Posts Tagged ‘memoir’

Further Reading – Mr. Chartwell by Rebecca Hunt

Thursday, March 3rd, 2011

When putting together the Further Reading, it was difficult to decide where to put Mr. Chartwell by Rebecca Hunt. While one of the main characters in this book is a talking dog, the most important part of this book is not the dog himself, but what he represents:  depression. Affecting the lives of both Winston Churchill and librarian Esther Hammerhaus, depression and suicide take the form of a black dog, just as Churchill described figuratively in his writing.

This collection of  memoirs and essays look at the beast that is depression and how it affects those who suffer from the illness and those who are close to its victims.

Darkness Visible by William Styron, author of Sophie’s Choice, is a pioneer in memoirs and non-fiction about depression by so clearly and painfully describing the details of depression.

Half in Love by Linda Gray Sexton  is a memoir in the tradition of Darkness Visible, but with the additional element of Sexton’s role as mother and as a daughter to poet Anne Sexton, who succeeded in committing suicide after many attempts. The legacy of suicide, the fact that you are much more likely to suffer from depression and suicidal thoughts, is very real and Linda writes beautifully and honestly about what it is like to be under the spell of depression.

Unholy Ghosts, edited by Nell Casey, is a collection of essays by authors about depression that offers perspectives similar to that of Sexton’s and Styron’s, but also from family members of those who are depressed, including Styron’s wife.

Further Reading – A Widow’s Story by Joyce Carol Oates

Thursday, February 24th, 2011

Joyce Carol Oates, known for her thought-provoking fiction, has written a new memoir, released on February 15, about the sudden death of her husband of forty-six years and the aftermath. Painstakingly describing the grieving process, Oates writes about what it is like to have lost the most important part of her life.
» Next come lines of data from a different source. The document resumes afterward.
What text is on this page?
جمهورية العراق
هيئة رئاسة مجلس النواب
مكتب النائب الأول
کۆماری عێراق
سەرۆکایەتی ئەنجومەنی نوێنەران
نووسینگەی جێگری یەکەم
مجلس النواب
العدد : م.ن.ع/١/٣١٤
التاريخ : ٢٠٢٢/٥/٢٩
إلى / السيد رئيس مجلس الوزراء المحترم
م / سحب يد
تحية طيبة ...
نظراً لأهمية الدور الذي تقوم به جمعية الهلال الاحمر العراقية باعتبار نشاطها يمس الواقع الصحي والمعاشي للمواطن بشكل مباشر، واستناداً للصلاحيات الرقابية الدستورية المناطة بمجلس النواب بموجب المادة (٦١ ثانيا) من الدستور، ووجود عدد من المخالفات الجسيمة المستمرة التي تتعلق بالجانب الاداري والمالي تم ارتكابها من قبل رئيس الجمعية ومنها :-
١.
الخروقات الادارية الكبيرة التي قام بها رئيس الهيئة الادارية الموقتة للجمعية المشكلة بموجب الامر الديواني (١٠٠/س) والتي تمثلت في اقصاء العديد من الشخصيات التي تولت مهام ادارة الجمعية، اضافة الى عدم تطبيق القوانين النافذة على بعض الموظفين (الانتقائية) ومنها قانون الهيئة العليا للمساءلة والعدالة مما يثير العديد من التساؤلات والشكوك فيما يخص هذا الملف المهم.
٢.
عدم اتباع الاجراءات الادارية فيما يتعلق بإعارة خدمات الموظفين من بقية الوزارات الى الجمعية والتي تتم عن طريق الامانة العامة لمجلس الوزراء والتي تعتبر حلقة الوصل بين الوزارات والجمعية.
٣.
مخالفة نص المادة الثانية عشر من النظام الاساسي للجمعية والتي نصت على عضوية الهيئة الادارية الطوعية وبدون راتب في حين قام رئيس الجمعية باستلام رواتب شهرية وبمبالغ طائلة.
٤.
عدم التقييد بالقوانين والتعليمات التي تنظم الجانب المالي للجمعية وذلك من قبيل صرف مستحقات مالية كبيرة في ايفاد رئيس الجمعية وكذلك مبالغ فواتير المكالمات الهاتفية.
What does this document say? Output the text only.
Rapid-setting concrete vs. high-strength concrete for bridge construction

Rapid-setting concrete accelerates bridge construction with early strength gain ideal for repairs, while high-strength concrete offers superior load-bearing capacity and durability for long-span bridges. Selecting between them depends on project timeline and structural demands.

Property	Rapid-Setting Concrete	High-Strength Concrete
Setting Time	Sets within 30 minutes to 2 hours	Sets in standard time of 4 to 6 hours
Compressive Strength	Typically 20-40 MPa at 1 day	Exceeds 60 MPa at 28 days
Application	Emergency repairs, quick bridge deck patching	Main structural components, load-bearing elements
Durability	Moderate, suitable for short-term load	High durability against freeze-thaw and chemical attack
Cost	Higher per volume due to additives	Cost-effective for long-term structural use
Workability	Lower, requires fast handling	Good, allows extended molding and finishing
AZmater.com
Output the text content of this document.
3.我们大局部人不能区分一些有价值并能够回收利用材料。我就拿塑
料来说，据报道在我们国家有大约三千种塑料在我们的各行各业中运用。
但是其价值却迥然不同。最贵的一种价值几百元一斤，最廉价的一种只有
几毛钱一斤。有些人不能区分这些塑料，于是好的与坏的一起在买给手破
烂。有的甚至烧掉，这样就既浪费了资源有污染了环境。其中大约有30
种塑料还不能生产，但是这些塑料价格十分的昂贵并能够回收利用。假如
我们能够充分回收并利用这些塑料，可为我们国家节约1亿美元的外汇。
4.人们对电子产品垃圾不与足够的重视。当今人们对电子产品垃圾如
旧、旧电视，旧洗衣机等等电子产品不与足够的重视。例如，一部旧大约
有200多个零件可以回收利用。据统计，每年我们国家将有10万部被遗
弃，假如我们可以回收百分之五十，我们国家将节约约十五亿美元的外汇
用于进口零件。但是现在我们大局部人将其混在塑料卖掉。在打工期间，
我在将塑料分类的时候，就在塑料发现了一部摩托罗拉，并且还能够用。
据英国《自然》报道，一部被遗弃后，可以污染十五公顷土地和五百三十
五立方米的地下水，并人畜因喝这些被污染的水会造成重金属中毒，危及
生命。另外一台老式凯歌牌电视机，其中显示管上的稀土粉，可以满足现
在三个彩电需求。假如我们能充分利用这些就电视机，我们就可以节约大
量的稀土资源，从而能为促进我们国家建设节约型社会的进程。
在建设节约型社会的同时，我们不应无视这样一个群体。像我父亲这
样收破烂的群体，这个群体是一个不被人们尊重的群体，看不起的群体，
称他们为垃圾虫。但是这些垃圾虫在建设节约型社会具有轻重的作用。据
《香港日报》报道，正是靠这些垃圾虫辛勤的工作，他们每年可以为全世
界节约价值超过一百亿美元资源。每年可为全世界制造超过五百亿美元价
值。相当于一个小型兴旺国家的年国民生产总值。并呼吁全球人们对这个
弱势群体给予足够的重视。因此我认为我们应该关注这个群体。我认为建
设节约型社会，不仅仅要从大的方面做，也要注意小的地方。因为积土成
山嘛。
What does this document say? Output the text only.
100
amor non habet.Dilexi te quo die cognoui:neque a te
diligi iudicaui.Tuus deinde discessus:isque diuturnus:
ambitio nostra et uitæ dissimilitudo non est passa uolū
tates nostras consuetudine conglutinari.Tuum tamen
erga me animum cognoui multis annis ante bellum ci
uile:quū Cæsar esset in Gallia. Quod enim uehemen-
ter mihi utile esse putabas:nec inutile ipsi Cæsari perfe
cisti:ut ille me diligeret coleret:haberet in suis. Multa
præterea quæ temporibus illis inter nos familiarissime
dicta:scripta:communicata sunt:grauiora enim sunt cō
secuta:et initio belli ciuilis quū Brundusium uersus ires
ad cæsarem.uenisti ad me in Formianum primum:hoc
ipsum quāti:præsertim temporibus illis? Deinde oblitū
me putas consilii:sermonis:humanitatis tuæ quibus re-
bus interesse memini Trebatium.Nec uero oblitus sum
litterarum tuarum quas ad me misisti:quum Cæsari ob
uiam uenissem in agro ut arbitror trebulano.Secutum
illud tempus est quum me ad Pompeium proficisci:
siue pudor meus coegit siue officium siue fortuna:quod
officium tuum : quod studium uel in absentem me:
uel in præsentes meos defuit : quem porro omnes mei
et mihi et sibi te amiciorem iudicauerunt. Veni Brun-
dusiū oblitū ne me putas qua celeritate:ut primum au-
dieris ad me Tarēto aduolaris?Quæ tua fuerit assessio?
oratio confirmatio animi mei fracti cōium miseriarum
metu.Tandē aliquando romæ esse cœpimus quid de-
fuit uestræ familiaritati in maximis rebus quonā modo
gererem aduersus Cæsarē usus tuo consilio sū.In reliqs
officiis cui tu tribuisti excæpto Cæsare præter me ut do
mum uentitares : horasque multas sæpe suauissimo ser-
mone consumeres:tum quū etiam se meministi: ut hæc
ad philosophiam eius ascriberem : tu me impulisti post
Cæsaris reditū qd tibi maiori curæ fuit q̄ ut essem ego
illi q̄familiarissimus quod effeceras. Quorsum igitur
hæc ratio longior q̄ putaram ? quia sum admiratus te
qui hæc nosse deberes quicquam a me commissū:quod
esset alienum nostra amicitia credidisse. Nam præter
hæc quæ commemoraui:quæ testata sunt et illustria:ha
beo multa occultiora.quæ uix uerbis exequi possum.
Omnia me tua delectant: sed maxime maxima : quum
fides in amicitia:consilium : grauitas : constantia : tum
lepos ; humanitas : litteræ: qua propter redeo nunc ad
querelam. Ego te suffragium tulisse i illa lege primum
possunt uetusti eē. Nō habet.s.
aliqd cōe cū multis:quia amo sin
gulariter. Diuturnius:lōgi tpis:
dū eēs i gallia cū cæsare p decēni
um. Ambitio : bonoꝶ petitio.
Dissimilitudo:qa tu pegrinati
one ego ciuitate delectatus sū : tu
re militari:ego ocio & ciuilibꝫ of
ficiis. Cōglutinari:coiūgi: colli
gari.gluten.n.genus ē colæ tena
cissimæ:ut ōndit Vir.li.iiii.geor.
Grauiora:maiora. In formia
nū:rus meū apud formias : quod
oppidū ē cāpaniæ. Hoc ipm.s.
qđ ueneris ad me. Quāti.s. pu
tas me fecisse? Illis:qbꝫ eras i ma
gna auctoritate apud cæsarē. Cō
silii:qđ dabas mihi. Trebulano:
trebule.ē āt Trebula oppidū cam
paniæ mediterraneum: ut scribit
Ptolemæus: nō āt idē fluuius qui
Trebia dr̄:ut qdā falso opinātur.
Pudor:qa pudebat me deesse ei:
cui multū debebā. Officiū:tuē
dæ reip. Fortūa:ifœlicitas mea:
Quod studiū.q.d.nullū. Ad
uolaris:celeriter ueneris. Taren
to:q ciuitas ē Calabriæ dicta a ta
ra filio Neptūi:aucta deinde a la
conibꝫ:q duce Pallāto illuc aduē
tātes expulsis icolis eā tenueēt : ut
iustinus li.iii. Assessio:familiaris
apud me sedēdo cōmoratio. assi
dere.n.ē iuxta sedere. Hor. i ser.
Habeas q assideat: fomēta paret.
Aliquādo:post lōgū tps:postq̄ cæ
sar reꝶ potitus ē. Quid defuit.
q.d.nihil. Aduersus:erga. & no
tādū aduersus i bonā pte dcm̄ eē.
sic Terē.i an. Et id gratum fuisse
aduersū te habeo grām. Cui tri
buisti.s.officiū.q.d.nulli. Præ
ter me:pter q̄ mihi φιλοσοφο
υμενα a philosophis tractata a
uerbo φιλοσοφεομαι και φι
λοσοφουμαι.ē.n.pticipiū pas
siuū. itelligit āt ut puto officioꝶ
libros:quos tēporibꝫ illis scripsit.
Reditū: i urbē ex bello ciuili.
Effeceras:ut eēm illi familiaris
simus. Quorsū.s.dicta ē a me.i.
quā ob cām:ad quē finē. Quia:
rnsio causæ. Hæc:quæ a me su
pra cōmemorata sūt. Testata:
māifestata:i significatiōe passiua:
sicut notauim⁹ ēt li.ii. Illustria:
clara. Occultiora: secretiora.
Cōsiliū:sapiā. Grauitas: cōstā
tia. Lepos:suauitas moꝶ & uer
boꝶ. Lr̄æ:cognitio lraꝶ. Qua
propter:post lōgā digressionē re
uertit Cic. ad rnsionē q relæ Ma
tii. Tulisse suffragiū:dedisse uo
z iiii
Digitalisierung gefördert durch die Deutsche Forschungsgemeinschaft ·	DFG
The point of this group of memoirs and novels is not necessarily to give you a collection of books about death and grieving, but rather a collection that describe what it is like to be a wife, and, yes, sometimes a widow. Each of these books looks at the woman as wife, as connected to her husband, but individual and beautiful.

It’s going to be difficult to read A Widow’s Story without immediately thinking of Joan Didion’s powerful The Year of Magical Thinking. This book is a memoir about the sudden death of Didion’s husband, John, and her daughter Quintana’s illness, but it is also a well-researched piece of non-fiction about grief and the concept of magical thinking.

Also non-fiction, The Meaning of Wife is a look at what it is to be a wife in the 21st century. With a range of topics like the wedding industry, wives-turned-murderers, abusive relationships and sex and marriage, The Meaning of Wife is a fascinating must-read for any woman.

The Paris Wife is a soon-to-be-published fictionalized account of the marriage of Earnest Hemingway and his first wife, Hadley Richardson. Author Paula McClain deftly creates a voice for Hadley based on the letters that she sent to Hemingway and her other writings. Hadley gives us a different perspective on the controversial and conflicted figure that Hemingway has become.

Finally, Meg Wolitzer’s The Wife is the story of one woman whose famous husband is about to win the prestigious, fictional, Helsinki Prize. As they fly to Europe to  accept the prize, his wife decides that she must end their marriage and the novel is her first-person account of their life together and its inevitable unraveling.